Here, we've pointed the second element of the outer list to a new list. Now when we change an element of the first sublist, it does not change the second sublist. This makes sense, because these are different lists.

The upshot here is that each element of a list points to a single object. Multiple elements can point to the same object. So, for your outer list, you can have multiple elements point to the same object, a sublist, and for any such sublist changes to that sublist will be visible in any other element of the outer list that points to the same sublist object. But only so long as that is the case.

And this is where your reasoning in your question doesn't quite make sense:

>>> lb = [a, b]
>>> ls = [la, lb, la]
>>> for sublistA in ls:
...   for sublistB in ls:
...     print("Equal") if sublistA is sublistB else print("Not equal")
...
Equal
Not equal
Equal
Not equal
Equal
Not equal
Equal
Not equal
Equal

Here we see that although la and lb are equivalent, they are not the same object. And really, all you're doing in your complicated example is shuffling around where you add the sublist object to your outer list.

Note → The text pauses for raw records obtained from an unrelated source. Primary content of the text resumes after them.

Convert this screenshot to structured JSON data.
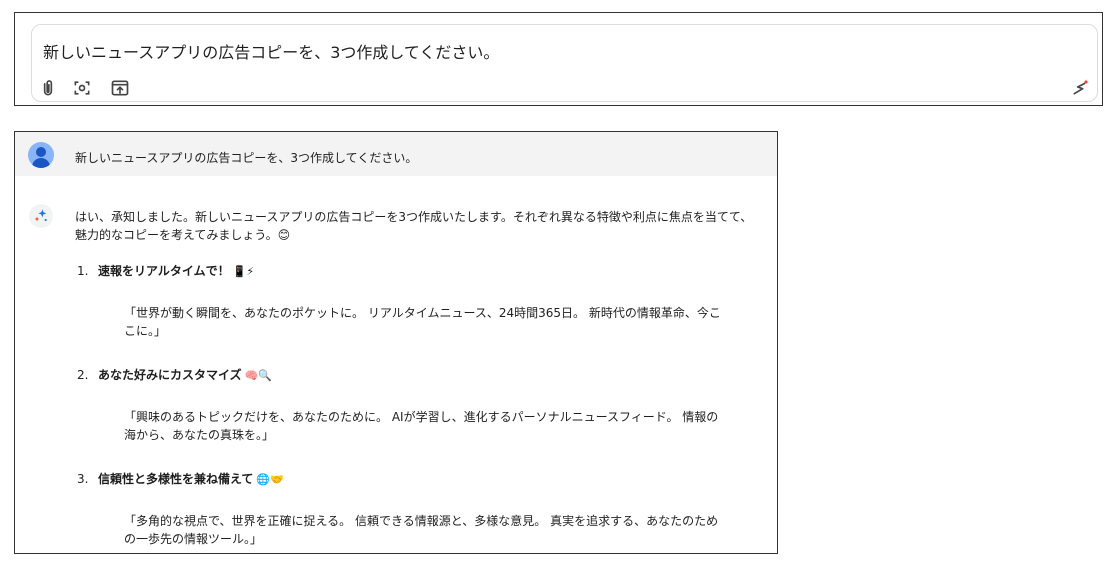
{
  "prompt": {
    "text": "新しいニュースアプリの広告コピーを、3つ作成してください。"
  },
  "chat": {
    "user_message": "新しいニュースアプリの広告コピーを、3つ作成してください。",
    "ai_intro": "はい、承知しました。新しいニュースアプリの広告コピーを3つ作成いたします。それぞれ異なる特徴や利点に焦点を当てて、魅力的なコピーを考えてみましょう。😊",
    "items": [
      {
        "number": "1.",
        "title": "速報をリアルタイムで！",
        "emoji": "📱⚡",
        "quote": "「世界が動く瞬間を、あなたのポケットに。 リアルタイムニュース、24時間365日。 新時代の情報革命、今ここに。」"
      },
      {
        "number": "2.",
        "title": "あなた好みにカスタマイズ",
        "emoji": "🧠🔍",
        "quote": "「興味のあるトピックだけを、あなたのために。 AIが学習し、進化するパーソナルニュースフィード。 情報の海から、あなたの真珠を。」"
      },
      {
        "number": "3.",
        "title": "信頼性と多様性を兼ね備えて",
        "emoji": "🌐🤝",
        "quote": "「多角的な視点で、世界を正確に捉える。 信頼できる情報源と、多様な意見。 真実を追求する、あなたのための一歩先の情報ツール。」"
      }
    ]
  }
}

Something akin to:

>>> ls = [la, lb, lb, la]
>>> ls[0][0] = c
>>> for sublist in ls:
...   for item in sublist:
...      print(f"{item.name}")
...
Clotho
Bacchus
Athena
Bacchus
Athena
Bacchus
Clotho
Bacchus

This has nothing to do with the 'groups' you're putting them in, it's just that each element in the outer list is referencing a particular list object. That is where the 'implicit tracking' is occurring, and you can get at that information by using a comparison as I did. Because a list is not hashable, it's difficult to do a reverse lookup dictionary without creating a wrapper for the list, and it's expensive to do the object comparison every time (and not the difference between is and == in comparing two objects, especially lists!). Apart from those two options - keeping a separate variable that tracks the indices of each unique object (in this case, each sublist that has itself multiple elements) - there isn't a lot you can do that would be avoiding the work you're trying to avoid.